III.  Question à trancher et norme de contrôle

[23]  La question dont la Cour est saisie consiste à savoir si les décisions sont raisonnables. La norme de contrôle applicable à l’égard des décisions ERAR et CH est celle du caractère raisonnable de la décision (Tapambwa c Canada (Citoyenneté et Immigration), 2019 CAF 34, au par. 32; Garcia c Canada (Citoyenneté et Immigration), 2019 CF 1005, au par. 25; Kanthasamy c Canada (Citoyenneté et Immigration), 2015 CSC 61, au par. 44; Chen c Canada (Citoyenneté et Immigration), 2019 CF 988, au par. 24). La norme du caractère raisonnable exige que l’évaluation de l’agent soit justifiée, transparente et intelligible et que la décision appartienne aux issues acceptables pouvant se justifier au regard des faits et du droit : Dunsmuir c Nouveau‑Brunswick, 2008 CSC 9, au par. 47.

IV.  Analyse

[24]  J’aimerais indiquer d’emblée que des étudiants de la faculté de droit de l’Université de Windsor ont contribué à la rédaction des demandes ERAR et CH du demandeur. Il serait négligent de ma part que de passer sous silence les efforts ayant été consacrés à la préparation des observations présentées à l’agent par le demandeur, et j’aimerais souligner que les observations en question formaient un dossier qui s’est avéré très utile pour la Cour. Pour les raisons exposées ci-dessous, j’estime que les motifs sommaires fournis par l’agent dans les deux décisions ne tenaient tout simplement pas compte de la preuve étoffée qui lui avait été présentée.

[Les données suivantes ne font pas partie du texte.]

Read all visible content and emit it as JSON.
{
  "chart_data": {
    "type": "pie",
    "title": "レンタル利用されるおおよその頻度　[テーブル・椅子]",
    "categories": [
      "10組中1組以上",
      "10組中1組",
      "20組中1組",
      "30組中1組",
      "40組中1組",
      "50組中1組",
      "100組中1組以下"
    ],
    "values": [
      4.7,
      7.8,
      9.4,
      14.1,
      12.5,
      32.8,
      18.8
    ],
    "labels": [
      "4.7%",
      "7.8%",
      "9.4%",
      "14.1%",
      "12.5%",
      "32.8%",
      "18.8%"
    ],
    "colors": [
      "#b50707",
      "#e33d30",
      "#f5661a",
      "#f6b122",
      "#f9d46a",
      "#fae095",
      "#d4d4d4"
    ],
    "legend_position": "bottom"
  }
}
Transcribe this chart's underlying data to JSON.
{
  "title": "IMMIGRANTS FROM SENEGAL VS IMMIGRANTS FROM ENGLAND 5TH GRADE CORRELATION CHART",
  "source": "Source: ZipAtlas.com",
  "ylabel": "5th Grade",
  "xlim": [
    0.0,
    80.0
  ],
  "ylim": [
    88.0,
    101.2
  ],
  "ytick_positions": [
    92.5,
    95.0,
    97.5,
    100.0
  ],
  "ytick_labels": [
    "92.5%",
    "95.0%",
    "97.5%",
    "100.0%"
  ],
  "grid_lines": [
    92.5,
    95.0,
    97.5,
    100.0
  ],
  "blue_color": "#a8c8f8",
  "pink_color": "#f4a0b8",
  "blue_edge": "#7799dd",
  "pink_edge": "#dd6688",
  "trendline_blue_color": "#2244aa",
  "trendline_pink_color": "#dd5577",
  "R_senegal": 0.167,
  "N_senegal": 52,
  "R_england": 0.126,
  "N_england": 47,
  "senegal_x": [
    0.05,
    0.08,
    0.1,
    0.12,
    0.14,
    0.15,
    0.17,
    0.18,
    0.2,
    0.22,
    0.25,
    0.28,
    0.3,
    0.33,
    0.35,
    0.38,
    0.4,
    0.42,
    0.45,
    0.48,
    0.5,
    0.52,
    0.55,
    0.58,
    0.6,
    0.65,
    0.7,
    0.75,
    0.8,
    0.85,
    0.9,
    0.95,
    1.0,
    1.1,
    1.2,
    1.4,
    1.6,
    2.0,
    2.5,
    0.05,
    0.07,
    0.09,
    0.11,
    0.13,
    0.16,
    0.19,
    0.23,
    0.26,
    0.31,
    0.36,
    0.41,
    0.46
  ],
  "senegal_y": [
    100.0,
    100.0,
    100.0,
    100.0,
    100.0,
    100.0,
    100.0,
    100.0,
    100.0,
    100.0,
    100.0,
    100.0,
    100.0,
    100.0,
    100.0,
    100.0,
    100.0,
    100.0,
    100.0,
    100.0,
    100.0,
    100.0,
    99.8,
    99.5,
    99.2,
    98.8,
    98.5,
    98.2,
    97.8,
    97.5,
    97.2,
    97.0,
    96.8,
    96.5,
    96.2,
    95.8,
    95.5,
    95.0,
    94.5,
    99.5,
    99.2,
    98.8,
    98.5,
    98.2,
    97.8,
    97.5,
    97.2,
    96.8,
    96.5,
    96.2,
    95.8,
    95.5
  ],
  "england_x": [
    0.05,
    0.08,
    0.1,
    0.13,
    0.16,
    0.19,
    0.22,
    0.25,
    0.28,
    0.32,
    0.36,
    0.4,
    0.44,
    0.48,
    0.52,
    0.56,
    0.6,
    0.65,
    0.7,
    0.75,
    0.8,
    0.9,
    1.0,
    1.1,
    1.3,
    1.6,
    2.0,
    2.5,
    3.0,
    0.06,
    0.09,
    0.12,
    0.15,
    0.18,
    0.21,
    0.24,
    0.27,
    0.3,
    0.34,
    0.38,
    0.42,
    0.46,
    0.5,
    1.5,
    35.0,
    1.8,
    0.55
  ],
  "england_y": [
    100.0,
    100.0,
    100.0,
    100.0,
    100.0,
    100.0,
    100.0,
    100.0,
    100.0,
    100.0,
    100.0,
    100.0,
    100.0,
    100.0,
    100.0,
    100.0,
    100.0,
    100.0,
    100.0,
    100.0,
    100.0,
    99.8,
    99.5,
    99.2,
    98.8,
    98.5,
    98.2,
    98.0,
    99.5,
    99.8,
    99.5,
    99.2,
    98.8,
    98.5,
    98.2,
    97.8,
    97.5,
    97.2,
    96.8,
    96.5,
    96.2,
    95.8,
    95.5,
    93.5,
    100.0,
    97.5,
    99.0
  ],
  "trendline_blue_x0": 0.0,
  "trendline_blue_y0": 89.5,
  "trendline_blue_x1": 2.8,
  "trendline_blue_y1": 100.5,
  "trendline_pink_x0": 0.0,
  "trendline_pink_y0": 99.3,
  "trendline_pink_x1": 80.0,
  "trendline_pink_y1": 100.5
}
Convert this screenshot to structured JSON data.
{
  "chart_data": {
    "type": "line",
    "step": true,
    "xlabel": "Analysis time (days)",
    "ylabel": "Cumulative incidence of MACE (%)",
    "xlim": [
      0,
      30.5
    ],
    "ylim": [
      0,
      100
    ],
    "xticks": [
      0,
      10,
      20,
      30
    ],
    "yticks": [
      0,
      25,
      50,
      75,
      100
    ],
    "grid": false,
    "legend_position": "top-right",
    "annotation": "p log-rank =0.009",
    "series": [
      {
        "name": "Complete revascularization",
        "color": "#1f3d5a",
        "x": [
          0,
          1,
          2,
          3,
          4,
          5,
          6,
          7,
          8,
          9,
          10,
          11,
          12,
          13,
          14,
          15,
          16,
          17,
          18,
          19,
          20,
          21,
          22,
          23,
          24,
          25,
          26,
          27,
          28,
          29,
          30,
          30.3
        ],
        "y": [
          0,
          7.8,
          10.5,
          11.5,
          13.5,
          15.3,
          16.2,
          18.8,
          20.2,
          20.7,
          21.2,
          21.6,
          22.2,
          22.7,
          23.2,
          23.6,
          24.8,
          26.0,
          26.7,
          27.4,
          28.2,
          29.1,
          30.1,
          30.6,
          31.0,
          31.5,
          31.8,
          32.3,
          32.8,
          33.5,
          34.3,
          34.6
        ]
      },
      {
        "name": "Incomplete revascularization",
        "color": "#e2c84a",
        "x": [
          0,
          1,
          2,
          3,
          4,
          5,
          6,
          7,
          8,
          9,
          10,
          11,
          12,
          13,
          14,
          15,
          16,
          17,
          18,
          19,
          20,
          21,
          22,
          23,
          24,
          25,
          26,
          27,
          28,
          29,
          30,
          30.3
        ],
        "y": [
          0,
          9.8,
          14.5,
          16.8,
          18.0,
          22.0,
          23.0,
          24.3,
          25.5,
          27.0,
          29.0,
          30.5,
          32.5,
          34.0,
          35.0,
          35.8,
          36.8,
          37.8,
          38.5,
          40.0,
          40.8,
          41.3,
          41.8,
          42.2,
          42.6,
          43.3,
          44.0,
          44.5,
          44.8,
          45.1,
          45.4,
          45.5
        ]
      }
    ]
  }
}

[25]  J’observe également que selon le défendeur, en invoquant dans sa demande CH les risques politiques qu’il courait afin d’établir qu’il ferait face à des difficultés, le demandeur s’est trouvé à admettre qu’il n’était pas à risque, suivant les critères plus exigeants applicables à sa demande d’ERAR fondée sur les articles 96 et 97 de la Loi sur l’immigration et la protection des réfugiés, LC 2001, c 27 (LIPR). Cet argument est totalement infondé. Comme l’a noté l’agent dans la décision CH, les facteurs visés aux articles 96 et 97 de la LIPR ne peuvent être considérés comme faisant partie des considérations d’ordre humanitaire. Le demandeur a donc eu raison d’adapter ses observations en fonction des normes applicables à chaque demande et de présenter comme une difficulté le risque politique auquel il croyait être exposé.

[26]  Bien que les motifs donnent à penser que l’agent n’était pas convaincu du caractère suffisant des éléments de preuve présentés, les raisons qu’il a données pour rejeter la preuve documentaire ou ne lui accorder que peu de poids ne sont ni justifiées, ni transparentes, ni intelligibles. À ce titre, les décisions par lesquelles il a refusé les deux demandes n’appartiennent pas aux issues acceptables pouvant se justifier au regard des faits et du droit. Par conséquent, les deux décisions sont déraisonnables.

A.  Dossier IMM‑5813‑18 : Décision relative à l’ERAR

[27]  S’agissant de la décision relative à l’ERAR, le demandeur fait valoir que l’agent a tiré des conclusions déraisonnables, et qu’il lui incombait d’effectuer une recherche indépendante sur les conditions au Honduras. Le demandeur soutient qu’il était déraisonnable de la part de l’agent de se concentrer uniquement sur ses activités revendicatrices sur les médias sociaux, en ignorant non seulement toutes les autres formes d’activités de ce type dont il avait fait état, mais aussi son profil en tant que personne ayant déposé une plainte pour extorsion de fonds à l’encontre d’une personne affiliée au Parti national.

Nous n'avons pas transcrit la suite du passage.